¿Cuántas veces te has visto en el espejo y has criticado tu cuerpo? ¿Cuántas veces has querido ponerte un look atrevido pero sientes vergüenza de tu figura? ¡Tranquila! Muchas mujeres hemos tenido esos sentimientos, y el problema no es sólo sentirlos, el problema es asumirlos y creerlos.

 

Las creencias, aunque no parezca cierto, se forman desde que somos muy pequeñas y se refuerzan o se desarrollan a través del tiempo con diferentes experiencias que vivimos. Algunas veces se heredan de la familia, otras se dan por las opiniones y las ideas de las personas que nos rodean, otras se forman por los medios de comunicación, por el paradigma social, entre otros.

 

Hace unos días estaba caminando bajo un sol implacable que hacía que todos sintiéramos un calor intenso, razón por la cual muchas mujeres vestían esqueletos y faldas o pequeñas pantalonetas. Estaba tan acalorada que decidí parar en una tienda a tomarme un jugo, y fue allí donde escuché a una mujer de unos 27 años diciendo: “Odio que haga calor porque me toca aguantarme estos pantalones largos por culpa de la celulitis y de las horribles piernas que tengo. No sé qué hacer, cómo vestirme para no tener tanto calor y evitar que las personas vean mis defectos en la piel, mis rodillas resecas, mis piernas flacas y flácidas”… y así siguió diciendo cosas negativas sobre su cuerpo. Lo curioso es que ella no quería que nadie viera sus supuestos defectos, pero los estaba comentando en un lugar público donde todas las personas estábamos escuchando.

 

¿Qué pasaba entonces con esta mujer? La respuesta es sencilla: Ella creía completamente que las personas iban a rechazar el aspecto de sus piernas porque según ella, eran desagradables. Aquí hay 2 puntos importantes de resaltar:

 

  1. Lo que creemos es lo que reflejamos y lo que atraemos, lo que quiere decir que si yo estoy convencida de algo, aunque esto no sea cierto, es también lo que voy a exteriorizar y dar a entender a las demás personas. Puede ser que la mujer de nuestra historia tuviera unas piernas muy bonitas, pero al creer que sus piernas eran feas, eso era lo que iba a transmitir a las personas que la rodeaba. A esto se le conoce como el efecto Pigmalión, que se basa en el poder del pensamiento.
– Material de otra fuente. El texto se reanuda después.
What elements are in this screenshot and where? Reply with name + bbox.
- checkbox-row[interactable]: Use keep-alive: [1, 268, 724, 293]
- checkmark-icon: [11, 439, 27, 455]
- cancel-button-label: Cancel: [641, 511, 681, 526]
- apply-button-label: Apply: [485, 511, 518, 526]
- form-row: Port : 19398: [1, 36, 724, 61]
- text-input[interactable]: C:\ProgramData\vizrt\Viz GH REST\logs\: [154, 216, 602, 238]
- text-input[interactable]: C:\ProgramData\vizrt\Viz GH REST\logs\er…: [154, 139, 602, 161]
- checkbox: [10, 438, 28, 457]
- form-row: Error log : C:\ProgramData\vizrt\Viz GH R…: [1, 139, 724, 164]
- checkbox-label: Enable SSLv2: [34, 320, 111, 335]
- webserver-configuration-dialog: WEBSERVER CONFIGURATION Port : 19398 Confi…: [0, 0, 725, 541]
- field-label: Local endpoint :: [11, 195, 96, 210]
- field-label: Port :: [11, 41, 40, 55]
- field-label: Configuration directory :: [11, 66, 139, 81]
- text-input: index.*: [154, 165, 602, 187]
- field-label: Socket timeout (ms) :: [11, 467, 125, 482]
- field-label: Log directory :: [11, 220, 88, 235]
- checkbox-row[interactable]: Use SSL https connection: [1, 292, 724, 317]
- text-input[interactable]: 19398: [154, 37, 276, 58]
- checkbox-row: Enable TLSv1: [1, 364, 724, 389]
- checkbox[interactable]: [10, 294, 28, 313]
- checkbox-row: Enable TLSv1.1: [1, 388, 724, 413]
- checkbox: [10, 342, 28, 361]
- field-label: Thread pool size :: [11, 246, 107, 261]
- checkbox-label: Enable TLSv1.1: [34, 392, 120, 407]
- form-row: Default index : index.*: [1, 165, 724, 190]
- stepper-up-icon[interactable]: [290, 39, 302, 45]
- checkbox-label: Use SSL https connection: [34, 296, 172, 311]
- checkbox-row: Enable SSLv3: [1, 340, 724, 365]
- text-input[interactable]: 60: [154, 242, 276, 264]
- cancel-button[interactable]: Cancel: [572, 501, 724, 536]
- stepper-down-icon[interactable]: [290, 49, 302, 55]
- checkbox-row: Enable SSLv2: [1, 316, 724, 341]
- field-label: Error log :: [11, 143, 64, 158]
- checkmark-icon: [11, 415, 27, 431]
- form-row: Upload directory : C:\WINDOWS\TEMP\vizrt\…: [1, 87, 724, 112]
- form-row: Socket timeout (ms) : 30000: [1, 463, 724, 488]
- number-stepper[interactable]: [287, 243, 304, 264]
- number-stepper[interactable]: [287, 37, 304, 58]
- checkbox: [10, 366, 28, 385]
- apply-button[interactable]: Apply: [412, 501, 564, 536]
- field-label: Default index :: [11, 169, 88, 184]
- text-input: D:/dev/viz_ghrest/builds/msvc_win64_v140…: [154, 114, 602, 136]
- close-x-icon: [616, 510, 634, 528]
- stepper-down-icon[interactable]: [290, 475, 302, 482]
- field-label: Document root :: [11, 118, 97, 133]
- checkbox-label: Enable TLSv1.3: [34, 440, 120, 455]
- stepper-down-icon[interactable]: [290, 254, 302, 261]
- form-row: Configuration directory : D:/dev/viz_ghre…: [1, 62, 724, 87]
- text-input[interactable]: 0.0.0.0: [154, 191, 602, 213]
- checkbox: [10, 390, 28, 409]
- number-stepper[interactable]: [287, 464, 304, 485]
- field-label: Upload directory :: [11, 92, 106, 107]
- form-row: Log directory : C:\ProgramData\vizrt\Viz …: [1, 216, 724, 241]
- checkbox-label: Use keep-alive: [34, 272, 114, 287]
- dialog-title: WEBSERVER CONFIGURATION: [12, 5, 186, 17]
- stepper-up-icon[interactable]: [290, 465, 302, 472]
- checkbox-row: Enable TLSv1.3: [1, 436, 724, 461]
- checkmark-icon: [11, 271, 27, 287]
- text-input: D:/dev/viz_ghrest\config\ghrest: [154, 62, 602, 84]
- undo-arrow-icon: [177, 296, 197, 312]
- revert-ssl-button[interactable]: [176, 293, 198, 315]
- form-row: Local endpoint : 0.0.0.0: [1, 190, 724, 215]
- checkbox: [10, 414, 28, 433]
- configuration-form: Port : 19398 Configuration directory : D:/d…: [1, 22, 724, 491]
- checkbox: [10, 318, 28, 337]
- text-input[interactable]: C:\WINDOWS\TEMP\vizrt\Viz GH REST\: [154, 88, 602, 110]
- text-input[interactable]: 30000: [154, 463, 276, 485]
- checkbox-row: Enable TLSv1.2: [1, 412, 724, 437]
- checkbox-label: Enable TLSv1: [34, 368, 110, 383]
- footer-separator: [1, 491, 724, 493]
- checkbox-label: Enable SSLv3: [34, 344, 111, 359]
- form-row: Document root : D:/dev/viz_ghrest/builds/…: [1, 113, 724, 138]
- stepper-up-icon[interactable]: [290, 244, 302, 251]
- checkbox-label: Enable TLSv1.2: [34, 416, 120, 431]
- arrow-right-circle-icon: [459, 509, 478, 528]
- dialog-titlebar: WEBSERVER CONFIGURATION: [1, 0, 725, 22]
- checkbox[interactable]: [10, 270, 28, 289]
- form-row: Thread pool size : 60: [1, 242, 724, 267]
Esto quedó demostrado en un estudio que realizaron Rosenthal y Jacobson en 1968 en un colegio de San Francisco. Ellos hicieron un test de inteligencia a un grupo de estudiantes, y aleatoriamente, escogieron el 20% para decirle a sus profesores que ellos tenían su coeficiente intelectual superior al resto del grupo. Finalizando el año escolar, volvieron a realizar el test de inteligencia, y se dieron cuenta que los chicos que habían sido catalogados como más inteligentes, habían aumentado su coeficiente intelectual en 4 puntos, mientras que el resto del grupo permanecía igual.

 

  1. Cuando las creencias están tan arraigadas en nosotras, se pueden volver la causa de problemas y además, nos pueden llegar a bloquear porque nos victimizamos y sentimos que no estamos en la capacidad de cambiar lo que queremos. Es por esto, que el egoísmo es una buena opción, aunque siempre hayamos creído que está mal. Tu eres lo primero en tu vida y si confías en que así es, vas a tener el poder en tus manos.

 

Así que ¿cuál es mi invitación hoy para todas ustedes, mujeres hermosas? Vamos a reprogramar nuestros corazones y a reconocer cuáles de las creencias que tenemos en nuestras vidas son positivas para nosotras y cuáles no lo son. Una vez las tengamos identificadas, vamos a reprogramarlas y a modificarlas para mejorar nuestra autoestima y reflejar lo que en realidad queremos.

 

¡Confía en ti, confía en tu ser… Eres hermosa, vales oro!